Aline devenait ma mère, la remplaçait. Mais il m’était impossible de m’opposer à cette évidence ni de contester ses faits et gestes ; mon corps en dépendait. Le matin, ma débonnaire alchimiste arrivait en silence et déposait autour de moi son odeur et ses regards d’ange fatigué. Ses mouvements méthodiques s’accompagnaient de bruissements, de draps et d’étoffes, de glissements de tiroirs et d’instruments. C’est à son arrivée, souvent au terme d’une nuit blanche, que je me laissais gagner par cette valse programmée et m’endormais.

J’étais arrivée ici un vendredi soir d’avril. Tout ce que j’avais retenu, après l’inscription, l’admission et la déclaration d’assurance, c’est un insolite sentiment de dépossession. Devant la commis à l’inscription, j’ai déposé ma montre, mon portefeuille, mon téléphone portable. On allait les mettre dans un coffret de sécurité. Pour moi, le temps s’arrêtait là. Dorénavant, mon horaire allait se dilater et se désintégrer. Je vivrais comme dans un scaphandre. Je serais en apesanteur, flottant dans un autre monde. Métamorphosée. Déconnectée. Catastrophée, peut-être. Mesurée. Examinée. Chacune de mes manifestations biologiques marquerait les prochains jours de son bourdonnement singulier. J’entrais dans un sas.
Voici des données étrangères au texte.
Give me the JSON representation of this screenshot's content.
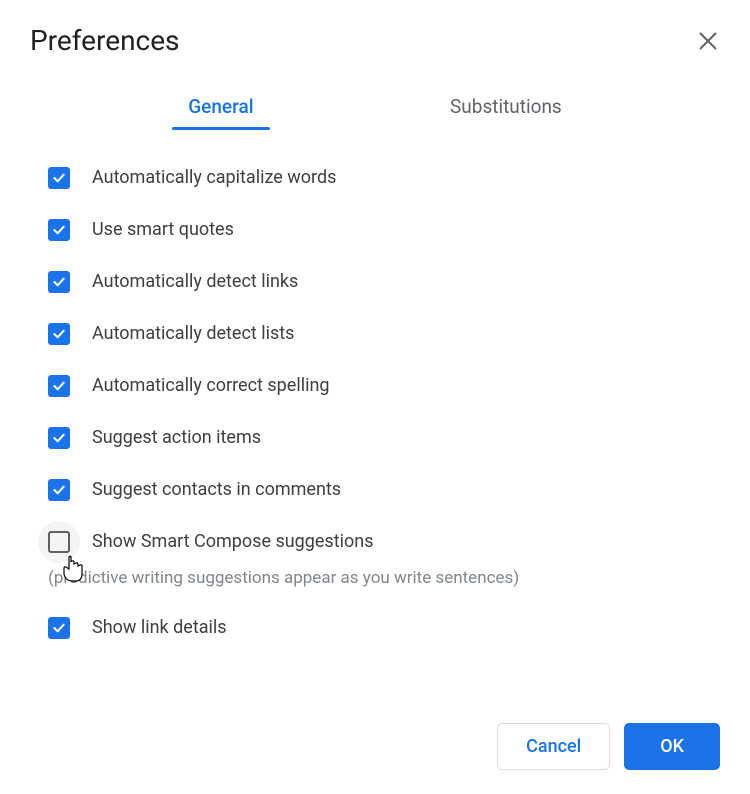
{
  "header": {
    "title": "Preferences"
  },
  "tabs": {
    "general": "General",
    "substitutions": "Substitutions"
  },
  "options": [
    {
      "label": "Automatically capitalize words",
      "checked": true
    },
    {
      "label": "Use smart quotes",
      "checked": true
    },
    {
      "label": "Automatically detect links",
      "checked": true
    },
    {
      "label": "Automatically detect lists",
      "checked": true
    },
    {
      "label": "Automatically correct spelling",
      "checked": true
    },
    {
      "label": "Suggest action items",
      "checked": true
    },
    {
      "label": "Suggest contacts in comments",
      "checked": true
    },
    {
      "label": "Show Smart Compose suggestions",
      "checked": false,
      "description": "(predictive writing suggestions appear as you write sentences)",
      "hover": true
    },
    {
      "label": "Show link details",
      "checked": true
    }
  ],
  "footer": {
    "cancel": "Cancel",
    "ok": "OK"
  }
}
Ma chambre, située au bout de l’unité de soins, est ceinte de larges fenêtres. La vue plonge au-dessus de la ville portuaire et, de là, mon impossible évasion renforce mon sentiment d’esseulement et d’abandon. Dans le meilleur des mondes, je me serais défenestrée, non pas pour mourir, mais pour survoler le ciel, échapper aux secondes, traverser les saisons et les époques. Ici, je perds tous mes repères. Il ne faut pas se laisser aller jeune fille, tu es jeune, une battante, et une battante est d’abord une combattante ! Moi, je veux juste dormir et qu’on me fiche la paix avec le judo et les luttes armées. Je dois m’habituer à mon noviciat dans la grande communauté des malades, et seul le renoncement m’apaise. À quoi bon, je glisse ! C’est dans ces conditions que je rencontre Aline, ma soignante, l’éclaireuse qui me relève plus d’une fois du gouffre. Je suis son éclopée de guerre, mon bras autour de son cou.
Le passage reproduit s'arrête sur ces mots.